WASHINGTON (AP) — House Speaker Nancy Pelosi has introduced a new concept into the debate over President Donald Trump’s actions: “self-impeaching.”

As Trump all but goads Democrats into impeachment proceedings, viewing the showdown as potentially valuable for his 2020 re-election campaign, Democrats are trying to show restraint. Their investigations are both intensifying but also moving slowly as Democrats dig into the special counsel’s Trump-Russia report and examine Trump’s finances and governance.

The more they push, the more Trump resists, the president making what Pelosi says is his own case for impeachment with his stonewalling of Congress.

“The president is self-impeaching,” she told her colleagues last week during a private caucus meeting, echoing comments she also aired in public. “He’s putting out the case against himself. Obstruction, obstruction, obstruction.”

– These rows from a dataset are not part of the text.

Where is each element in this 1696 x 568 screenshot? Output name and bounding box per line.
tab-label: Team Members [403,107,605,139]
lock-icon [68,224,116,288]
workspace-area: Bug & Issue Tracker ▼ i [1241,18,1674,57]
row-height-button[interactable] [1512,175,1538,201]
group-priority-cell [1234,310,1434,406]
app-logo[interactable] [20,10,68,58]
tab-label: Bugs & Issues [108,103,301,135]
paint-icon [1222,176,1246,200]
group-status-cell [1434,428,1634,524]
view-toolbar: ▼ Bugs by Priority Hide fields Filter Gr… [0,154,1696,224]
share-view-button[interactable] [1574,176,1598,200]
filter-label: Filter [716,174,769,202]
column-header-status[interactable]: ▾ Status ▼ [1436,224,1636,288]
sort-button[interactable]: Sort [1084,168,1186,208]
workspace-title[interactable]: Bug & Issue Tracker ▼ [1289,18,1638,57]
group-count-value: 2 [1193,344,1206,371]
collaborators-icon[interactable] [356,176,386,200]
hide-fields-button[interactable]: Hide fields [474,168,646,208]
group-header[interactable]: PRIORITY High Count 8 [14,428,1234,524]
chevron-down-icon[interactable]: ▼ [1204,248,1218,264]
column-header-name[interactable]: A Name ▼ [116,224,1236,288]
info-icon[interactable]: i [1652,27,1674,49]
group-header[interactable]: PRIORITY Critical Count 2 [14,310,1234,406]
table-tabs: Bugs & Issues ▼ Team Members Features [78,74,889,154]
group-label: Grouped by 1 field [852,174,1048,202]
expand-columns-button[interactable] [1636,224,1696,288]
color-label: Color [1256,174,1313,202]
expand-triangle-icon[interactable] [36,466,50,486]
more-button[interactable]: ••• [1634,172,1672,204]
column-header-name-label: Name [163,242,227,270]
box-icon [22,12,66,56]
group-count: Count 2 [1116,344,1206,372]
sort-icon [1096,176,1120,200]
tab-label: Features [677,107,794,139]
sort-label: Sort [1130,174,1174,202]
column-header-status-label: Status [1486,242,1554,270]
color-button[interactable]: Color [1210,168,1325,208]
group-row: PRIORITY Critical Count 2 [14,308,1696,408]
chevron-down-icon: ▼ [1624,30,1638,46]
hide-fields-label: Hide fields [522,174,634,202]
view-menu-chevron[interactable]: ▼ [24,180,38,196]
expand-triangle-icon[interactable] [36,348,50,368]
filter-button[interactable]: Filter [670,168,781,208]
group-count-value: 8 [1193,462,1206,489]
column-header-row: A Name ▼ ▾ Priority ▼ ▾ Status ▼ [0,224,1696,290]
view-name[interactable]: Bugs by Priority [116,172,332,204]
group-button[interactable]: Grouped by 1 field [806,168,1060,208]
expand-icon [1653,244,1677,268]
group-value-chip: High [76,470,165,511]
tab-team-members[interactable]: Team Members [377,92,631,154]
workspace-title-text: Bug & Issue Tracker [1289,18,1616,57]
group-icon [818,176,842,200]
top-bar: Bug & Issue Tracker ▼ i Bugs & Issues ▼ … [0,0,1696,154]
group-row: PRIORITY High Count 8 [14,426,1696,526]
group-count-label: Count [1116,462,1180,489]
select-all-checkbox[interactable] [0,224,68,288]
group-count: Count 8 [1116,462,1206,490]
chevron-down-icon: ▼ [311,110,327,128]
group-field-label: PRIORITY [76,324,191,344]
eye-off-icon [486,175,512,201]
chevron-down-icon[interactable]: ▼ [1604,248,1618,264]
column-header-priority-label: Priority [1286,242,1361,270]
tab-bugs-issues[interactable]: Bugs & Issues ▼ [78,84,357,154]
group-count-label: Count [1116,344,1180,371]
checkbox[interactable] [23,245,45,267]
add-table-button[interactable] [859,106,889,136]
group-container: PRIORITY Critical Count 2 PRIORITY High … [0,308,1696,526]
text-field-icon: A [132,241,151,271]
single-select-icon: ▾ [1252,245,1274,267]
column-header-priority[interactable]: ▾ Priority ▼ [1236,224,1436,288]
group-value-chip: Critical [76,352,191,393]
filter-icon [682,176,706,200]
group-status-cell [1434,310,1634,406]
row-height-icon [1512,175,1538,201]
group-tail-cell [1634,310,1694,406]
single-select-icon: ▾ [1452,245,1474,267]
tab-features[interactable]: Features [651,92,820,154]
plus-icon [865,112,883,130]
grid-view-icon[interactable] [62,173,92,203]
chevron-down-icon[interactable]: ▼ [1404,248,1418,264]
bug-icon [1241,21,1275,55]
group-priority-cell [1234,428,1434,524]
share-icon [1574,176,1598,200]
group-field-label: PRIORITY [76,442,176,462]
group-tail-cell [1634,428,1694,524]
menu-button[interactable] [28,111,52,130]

There is no actual process for self-impeachment. It’s a thought bubble more than a legal term. A pure Pelosi-ism, one that an aide says she coined herself. But as a device, it’s a way for Pelosi to frame the often complicated idea of the White House refusing to engage with Congress in the traditional process of checks and balances.

“Sometimes people act as if it’s impeachment or nothing,” Pelosi told reporters. “No, it’s not that. It’s a path that is producing results and gathering information.”

In the aftermath of special counsel Robert Mueller’s investigation, the slow drip of congressional oversight also serves a dual purpose politically. It allows Democrats to keep impeachment proceedings at bay, despite calls to push ahead by the liberal flank, while stoking questions about Trump going into the 2020 presidential election.

They note the Watergate investigation dragged on two years before the House Judiciary Committee opened impeachment proceedings against President Richard Nixon. By the time articles of impeachment were drawn up, the third entry was Nixon’s obstruction of Congress.

So far, House committees have issued multiple subpoenas for executive branch information, including for an unredacted version of the Mueller report and some million of pages of underlying evidence; for testimony and documents from former White House counsel Don McGahn; for information on Trump’s business dealings; and for Trump’s tax returns.

“My Democratic colleagues seem to be publicly working through the five stages of grief,” Senate Majority Leader Mitch McConnell mused in a floor speech. As McConnell declared “case closed,” he noted the final stage of grief is acceptance.

Except Mueller’s 448-page report left Congress with questions. While the special counsel found no evidence the Trump campaign colluded with Russia to swing the 2016 election, Mueller did not render a decision on whether the president obstructed justice. “It also does not exonerate him,” the report says.

At least one Republican, Sen. Richard Burr of North Carolina, chairman of the Senate Intelligence Committee, appears to have questions, too. His committee issued a subpoena for testimony from one of the president’s sons, Donald Trump Jr. The move sparked blowback among allies of the White House and divided Senate Republicans into two camps: those who backed his oversight role and those who panned it.